Der Schlüsselfaktor zur Anpassungsfähigkeit ist dabei die organisationale Lernfähigkeit. Erst mit der Fähigkeit zu lernen ist es einer Organisation möglich, Umweltveränderungen frühzeitig wahrzunehmen und durch Veränderungen wirkungsvoll zu begegnen. Daraus resultiert, dass angesichts der Veränderungsgeschwindigkeit der Geschäftswelt, der einzige nachhaltige Wettbewerbsvorteil darin besteht, schneller als die Wettbewerber zu lernen. Die einzigen Organisationen, die es sich leisten können, nicht mehr bzw. in Schneckentempo zu lernen, sind dabei Organisationen ohne ernstzunehmenden Wettbewerb. Aber wo gibt es die heutzutage noch?

Viel Theater, wenig Ergebnisse. Fake-Veränderungen erkennen. 

Das Verständnis um die Wichtigkeit, als Organisation schneller als der Wettbewerb zu lernen, hat sich in Entscheiderkreisen, zumindest als Anspruch an die eigene Organisation flächendeckend manifestiert. Betrachtet man die Leitbilder großer IT-Organisationen, so erhebt fast jede den Anspruch, eine lernende Organisation zu sein oder zumindest sich dahin zu entwickeln. Häufig bleibt das Bild der "lernenden IT-Organisation" jedoch ein gut gemeinter visionärer Gedanke. Eine Analyse von außen auf die gelebte Unternehmenskultur macht deutlich, dass die propagierte und tatsächliche Kultur insbesondere im Aspekt der Lernkultur erheblich abweicht. 

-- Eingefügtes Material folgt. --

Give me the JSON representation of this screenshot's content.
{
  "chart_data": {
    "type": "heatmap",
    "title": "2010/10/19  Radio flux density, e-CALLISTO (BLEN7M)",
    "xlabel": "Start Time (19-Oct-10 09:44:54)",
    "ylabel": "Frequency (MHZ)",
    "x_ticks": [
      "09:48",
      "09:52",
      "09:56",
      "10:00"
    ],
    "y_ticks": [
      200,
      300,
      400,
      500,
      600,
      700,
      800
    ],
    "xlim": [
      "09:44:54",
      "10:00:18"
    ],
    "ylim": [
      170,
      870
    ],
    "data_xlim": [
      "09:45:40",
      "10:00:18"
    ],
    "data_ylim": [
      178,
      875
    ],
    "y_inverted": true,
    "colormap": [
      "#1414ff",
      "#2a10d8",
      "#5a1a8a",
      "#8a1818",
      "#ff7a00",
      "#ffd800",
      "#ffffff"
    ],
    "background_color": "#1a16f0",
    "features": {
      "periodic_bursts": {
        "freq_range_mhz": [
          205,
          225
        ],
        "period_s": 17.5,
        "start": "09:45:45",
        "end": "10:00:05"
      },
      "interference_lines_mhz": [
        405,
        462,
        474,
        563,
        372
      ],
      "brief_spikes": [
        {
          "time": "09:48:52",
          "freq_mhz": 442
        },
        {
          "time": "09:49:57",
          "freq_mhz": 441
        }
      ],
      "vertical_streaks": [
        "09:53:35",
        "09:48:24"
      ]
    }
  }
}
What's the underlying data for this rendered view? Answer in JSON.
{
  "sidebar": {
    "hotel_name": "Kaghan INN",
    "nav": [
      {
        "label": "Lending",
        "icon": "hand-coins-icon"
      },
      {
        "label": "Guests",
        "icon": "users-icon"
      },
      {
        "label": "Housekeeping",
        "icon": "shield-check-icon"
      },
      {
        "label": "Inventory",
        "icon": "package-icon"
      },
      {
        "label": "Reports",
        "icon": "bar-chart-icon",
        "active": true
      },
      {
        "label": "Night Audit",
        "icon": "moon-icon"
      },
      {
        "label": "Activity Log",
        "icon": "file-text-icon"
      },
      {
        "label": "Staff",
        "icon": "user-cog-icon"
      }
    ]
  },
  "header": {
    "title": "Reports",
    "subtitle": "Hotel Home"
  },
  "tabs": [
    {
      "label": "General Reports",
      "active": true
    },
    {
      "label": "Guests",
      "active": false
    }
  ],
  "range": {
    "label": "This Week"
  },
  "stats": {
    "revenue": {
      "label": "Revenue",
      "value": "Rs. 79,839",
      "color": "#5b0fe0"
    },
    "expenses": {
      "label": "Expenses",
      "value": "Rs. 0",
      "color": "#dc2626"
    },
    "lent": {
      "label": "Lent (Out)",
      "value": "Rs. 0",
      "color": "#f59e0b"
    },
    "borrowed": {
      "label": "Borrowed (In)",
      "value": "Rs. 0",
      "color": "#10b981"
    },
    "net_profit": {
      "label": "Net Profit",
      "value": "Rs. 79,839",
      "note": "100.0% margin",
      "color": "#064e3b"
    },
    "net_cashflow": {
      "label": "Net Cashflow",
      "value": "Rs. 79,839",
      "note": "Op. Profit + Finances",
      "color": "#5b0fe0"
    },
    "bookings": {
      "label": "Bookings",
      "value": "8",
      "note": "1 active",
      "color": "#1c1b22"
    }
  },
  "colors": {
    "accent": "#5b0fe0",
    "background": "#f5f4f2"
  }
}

Während fleißig Konzepte wie Working out loud, Communities of Practices, Gilden und Hackathons die IT-Organisation auf den Kopf stellen, bleibt die Frage unbeantwortet, wie sich diese Methoden letztlich in der Wertschöpfung bemerkbar machen. Oftmals entsteht der Eindruck, dass die genannten Methoden, welche allesamt ihre Daseinsberechtigung haben, neben der eigentlichen Arbeit kultiviert werden und keine tatsächlichen Ergebnisse am Ort der Wertschöpfung hervorbringen. Das Resultat ist das Theater um die lernende Organisation. Alle Beteiligten spielen dabei, häufig unbewusst, Rollen im Theaterstück der lernenden Organisation. - Der Kunde bemerkt davon oftmals wenig bis gar nichts. - Warum? Weil die eigentliche Arbeit immer noch gleich abläuft.

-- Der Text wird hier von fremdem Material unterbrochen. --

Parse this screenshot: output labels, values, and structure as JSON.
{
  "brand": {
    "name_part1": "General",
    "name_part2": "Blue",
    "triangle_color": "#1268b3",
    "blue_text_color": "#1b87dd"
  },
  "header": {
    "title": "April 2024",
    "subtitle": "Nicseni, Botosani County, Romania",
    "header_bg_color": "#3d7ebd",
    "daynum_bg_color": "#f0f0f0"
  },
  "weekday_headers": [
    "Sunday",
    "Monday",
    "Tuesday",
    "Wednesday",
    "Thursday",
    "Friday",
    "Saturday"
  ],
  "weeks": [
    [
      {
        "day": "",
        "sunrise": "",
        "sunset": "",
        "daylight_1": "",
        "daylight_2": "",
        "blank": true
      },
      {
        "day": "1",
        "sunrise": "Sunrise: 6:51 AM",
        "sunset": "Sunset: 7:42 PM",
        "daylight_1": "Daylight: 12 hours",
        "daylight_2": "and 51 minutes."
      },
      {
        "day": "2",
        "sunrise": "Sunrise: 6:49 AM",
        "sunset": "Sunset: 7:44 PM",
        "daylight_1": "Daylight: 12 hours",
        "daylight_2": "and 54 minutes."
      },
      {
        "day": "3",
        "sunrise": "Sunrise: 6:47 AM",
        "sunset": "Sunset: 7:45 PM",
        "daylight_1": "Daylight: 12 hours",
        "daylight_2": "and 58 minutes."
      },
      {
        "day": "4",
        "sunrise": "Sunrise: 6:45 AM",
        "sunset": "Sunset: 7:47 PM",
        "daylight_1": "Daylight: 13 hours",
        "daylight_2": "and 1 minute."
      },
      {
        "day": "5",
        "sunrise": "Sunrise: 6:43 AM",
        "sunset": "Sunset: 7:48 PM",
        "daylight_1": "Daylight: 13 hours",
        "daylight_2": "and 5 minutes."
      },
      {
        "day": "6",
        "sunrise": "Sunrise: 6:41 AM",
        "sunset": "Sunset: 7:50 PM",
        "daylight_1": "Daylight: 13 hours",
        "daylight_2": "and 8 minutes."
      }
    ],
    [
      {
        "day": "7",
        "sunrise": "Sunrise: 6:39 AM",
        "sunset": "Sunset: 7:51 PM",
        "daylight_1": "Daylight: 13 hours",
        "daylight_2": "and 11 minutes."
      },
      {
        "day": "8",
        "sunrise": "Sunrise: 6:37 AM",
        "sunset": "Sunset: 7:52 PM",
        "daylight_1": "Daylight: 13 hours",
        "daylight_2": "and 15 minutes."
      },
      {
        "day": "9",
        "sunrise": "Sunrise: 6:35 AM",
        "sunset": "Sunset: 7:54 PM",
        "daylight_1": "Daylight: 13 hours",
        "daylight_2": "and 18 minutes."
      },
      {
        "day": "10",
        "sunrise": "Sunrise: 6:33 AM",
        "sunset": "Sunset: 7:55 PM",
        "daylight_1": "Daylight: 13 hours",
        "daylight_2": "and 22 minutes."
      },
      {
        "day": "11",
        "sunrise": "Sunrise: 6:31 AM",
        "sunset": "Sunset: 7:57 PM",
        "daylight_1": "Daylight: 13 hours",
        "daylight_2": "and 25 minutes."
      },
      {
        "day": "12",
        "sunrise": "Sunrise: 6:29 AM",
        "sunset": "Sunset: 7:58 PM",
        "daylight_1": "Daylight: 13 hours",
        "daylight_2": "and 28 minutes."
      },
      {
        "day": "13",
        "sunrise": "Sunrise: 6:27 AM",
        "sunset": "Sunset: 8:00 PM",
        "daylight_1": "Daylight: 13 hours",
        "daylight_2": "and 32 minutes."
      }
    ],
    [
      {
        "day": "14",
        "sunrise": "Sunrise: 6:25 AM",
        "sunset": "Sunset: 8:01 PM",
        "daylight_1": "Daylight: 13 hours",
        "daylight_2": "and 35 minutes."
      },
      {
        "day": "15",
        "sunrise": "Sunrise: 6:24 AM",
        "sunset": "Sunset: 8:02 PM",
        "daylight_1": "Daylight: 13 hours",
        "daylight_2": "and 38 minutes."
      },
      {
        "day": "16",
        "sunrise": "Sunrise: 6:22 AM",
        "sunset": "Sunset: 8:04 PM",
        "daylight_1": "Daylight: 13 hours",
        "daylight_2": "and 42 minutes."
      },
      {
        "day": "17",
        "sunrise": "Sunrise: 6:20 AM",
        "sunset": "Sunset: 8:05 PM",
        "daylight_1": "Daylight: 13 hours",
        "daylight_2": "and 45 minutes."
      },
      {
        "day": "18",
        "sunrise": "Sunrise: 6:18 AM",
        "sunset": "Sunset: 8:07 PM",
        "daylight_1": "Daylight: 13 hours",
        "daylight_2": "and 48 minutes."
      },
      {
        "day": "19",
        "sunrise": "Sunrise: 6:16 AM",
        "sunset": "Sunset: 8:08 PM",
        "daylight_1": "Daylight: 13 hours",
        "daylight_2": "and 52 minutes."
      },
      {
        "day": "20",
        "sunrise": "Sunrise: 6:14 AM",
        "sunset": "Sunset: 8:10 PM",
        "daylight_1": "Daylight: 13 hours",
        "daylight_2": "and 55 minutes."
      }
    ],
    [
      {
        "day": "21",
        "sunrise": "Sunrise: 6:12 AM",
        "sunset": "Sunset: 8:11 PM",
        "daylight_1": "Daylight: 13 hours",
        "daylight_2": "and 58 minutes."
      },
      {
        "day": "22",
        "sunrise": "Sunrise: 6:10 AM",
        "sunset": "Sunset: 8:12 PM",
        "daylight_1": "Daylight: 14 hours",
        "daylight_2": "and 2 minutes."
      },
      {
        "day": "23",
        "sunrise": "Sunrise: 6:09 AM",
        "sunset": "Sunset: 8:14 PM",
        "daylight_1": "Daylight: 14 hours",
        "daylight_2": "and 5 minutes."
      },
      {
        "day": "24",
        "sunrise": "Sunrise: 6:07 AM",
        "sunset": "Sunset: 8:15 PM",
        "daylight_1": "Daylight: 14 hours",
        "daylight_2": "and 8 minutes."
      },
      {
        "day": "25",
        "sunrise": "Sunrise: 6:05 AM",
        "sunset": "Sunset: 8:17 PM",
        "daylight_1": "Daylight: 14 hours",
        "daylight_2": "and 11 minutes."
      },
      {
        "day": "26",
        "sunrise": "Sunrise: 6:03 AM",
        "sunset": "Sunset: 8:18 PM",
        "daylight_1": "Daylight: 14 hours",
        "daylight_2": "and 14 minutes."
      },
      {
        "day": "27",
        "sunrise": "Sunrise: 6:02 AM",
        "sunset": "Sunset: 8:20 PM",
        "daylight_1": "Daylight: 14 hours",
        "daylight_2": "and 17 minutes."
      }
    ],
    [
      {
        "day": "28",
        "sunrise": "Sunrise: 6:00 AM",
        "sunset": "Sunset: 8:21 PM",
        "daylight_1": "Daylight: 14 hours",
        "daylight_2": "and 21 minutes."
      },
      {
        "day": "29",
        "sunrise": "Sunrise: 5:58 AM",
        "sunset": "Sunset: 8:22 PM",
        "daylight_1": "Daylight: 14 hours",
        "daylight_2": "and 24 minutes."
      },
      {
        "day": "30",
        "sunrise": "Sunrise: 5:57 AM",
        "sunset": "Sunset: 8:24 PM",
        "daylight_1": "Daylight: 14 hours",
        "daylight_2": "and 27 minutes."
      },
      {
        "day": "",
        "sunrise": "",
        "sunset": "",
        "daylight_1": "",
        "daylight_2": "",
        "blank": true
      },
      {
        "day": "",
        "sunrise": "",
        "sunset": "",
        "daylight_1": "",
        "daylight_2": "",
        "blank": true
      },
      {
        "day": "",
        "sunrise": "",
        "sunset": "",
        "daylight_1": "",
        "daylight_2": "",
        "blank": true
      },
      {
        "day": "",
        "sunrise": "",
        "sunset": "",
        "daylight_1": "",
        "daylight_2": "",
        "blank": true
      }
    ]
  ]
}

Eine mögliche Ursache liegt häufig in der Verkürzung des Verständnisses von Lernkultur. Eine lernende Organisation zu sein bedeutet mehr als Investitionen in Entwicklungsprogramme und Plattitüden im Leitbild. Vielmehr geht es darum als Organisation in der Lage zu sein, durch neues Wissen und neue Erkenntnisse in kürzester Zeit spürbaren Mehrwert zu schaffen. Fehlentwicklungen werden frühzeitig erkannt, und durch Verbesserungsmaßnahmen korrigiert. - Die Essenz der lernenden Organisation besteht also darin, schnell aus neuen Erkenntnissen und neuen Lernerfahrungen tatsächliche Effektivitäts- und Effizienzverbesserungen abzuleiten. Was propagiert wird, ist dabei nicht relevant. Es zählt was gelebt wird. 

Die echte lernende Organisation und was sie ausmacht

Sprechen wir über die lernende Organisation, betrachten wir mehr als die Summe der einzelnen Teams und Mitarbeitenden. Vielmehr beschreibt die lernende Organisation ein Zielbild des gesamten Systems, das wiederum das Lernen der Mitarbeitenden systematisch unterstützt. In der Praxis sind dabei drei Muster erkennbar, die lernende Organisationen gemein haben.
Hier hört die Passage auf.